SEOUL (Reuters) - Eight North Korean defectors in China face involuntary repatriation after being detained by Chinese police last month, the Human Rights Watch group and a pastor who have been assisting them said on Monday.
Human Rights Watch said Chinese government authorities detained the eight North Koreans in mid-March during what appeared to be a random road check in northeastern China.
The detention of North Korean defectors in China comes as U.S. President Donald Trump has pressured China to do more to rein in Pyongyang amid heightened tension over its nuclear and missile programs.
"By now, there are plenty of survivor accounts that reveal (North Korean leader) Kim Jong Un's administration is routinely persecuting those who are forced back to North Korea after departing illegally, and subjecting them to torture, sexual violence, forced labor – and even worse," Phil Robertson, deputy Asia director at Human Rights Watch, said in a statement on Monday.
Robertson called on China not to deport the would-be defectors.

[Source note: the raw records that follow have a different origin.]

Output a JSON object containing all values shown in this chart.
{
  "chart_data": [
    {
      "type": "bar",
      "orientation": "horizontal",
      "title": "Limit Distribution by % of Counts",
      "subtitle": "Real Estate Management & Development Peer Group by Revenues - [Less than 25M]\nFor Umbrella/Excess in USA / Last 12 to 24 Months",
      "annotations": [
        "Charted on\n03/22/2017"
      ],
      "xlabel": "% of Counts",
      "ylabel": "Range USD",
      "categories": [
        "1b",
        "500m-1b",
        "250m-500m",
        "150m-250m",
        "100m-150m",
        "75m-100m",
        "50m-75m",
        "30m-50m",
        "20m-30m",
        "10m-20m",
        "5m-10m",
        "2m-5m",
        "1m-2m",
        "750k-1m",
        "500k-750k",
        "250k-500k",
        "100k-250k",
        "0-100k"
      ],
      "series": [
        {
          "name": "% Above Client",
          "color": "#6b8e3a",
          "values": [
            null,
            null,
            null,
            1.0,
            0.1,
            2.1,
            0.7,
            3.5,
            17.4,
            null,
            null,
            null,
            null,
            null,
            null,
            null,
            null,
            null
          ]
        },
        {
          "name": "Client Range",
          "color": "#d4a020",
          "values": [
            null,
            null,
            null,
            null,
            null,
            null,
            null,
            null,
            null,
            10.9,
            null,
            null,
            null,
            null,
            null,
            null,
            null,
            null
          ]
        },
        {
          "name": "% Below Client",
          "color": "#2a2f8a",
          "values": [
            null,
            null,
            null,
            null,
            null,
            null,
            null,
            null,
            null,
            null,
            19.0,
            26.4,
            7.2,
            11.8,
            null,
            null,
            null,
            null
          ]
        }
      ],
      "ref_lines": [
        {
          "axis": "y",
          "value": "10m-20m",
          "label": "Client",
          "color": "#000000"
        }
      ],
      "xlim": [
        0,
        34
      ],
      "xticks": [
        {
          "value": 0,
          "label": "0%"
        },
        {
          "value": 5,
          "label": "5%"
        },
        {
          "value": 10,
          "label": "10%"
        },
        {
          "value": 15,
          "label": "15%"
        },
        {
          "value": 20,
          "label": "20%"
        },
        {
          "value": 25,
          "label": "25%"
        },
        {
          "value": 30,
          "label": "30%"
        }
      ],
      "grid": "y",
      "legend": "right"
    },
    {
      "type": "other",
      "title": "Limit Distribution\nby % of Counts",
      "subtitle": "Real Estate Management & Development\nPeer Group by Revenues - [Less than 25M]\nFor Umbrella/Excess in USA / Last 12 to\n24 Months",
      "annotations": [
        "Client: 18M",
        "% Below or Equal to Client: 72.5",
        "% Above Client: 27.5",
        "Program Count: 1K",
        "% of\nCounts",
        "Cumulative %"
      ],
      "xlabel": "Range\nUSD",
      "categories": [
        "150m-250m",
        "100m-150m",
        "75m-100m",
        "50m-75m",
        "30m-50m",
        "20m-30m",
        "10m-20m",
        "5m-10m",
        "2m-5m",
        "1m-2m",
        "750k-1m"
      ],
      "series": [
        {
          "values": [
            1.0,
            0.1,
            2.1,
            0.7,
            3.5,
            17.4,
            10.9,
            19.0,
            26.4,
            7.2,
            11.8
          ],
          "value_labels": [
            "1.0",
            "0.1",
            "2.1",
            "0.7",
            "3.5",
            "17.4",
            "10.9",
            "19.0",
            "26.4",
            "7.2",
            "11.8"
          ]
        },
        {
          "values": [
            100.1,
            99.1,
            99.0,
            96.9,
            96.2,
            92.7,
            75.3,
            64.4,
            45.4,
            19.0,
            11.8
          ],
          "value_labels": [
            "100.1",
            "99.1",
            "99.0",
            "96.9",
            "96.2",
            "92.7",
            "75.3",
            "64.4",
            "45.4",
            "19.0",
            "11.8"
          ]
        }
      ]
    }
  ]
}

The United Nations has said China is required under international law not to return defectors to North Korea, where they could face persecution, torture and possibly death.
China says North Korean defectors are illegal migrants who flee their country for economic reasons. North Korea calls them criminals and describes those who try to bring them to South Korea as kidnappers.
The eight North Koreans were in the city of Shenyang, where traffic police stopped their vehicle and took them to a police station because they did not have valid documentation, Human Rights Watch said.
A Christian pastor helping North Korean defectors in China and who asked to be identified by the pseudonym Stephan Kim, said they had sent him a video clip asking U.S. President Donald Trump and Chinese President Xi Jinping for help.
The video shows North Korean defectors waiting inside a vehicle outside a Chinese police station.
"President Trump and Chinese President, please save us. If we go back to North Korea we will be dead, " said a female North Korean, whose face was blurred for security reasons.
Another woman sitting next to her put her hands together and pleaded for help.
Scores of North Koreans attempt to flee their country every year, often first crossing into China and then making their way to Southeast Asia. Some countries in the region have worked with South Korea to send them to South Korea.
About 30,000 have made their way to South Korea, many with the help of South Korean human rights groups, religious organizations or commercial brokers.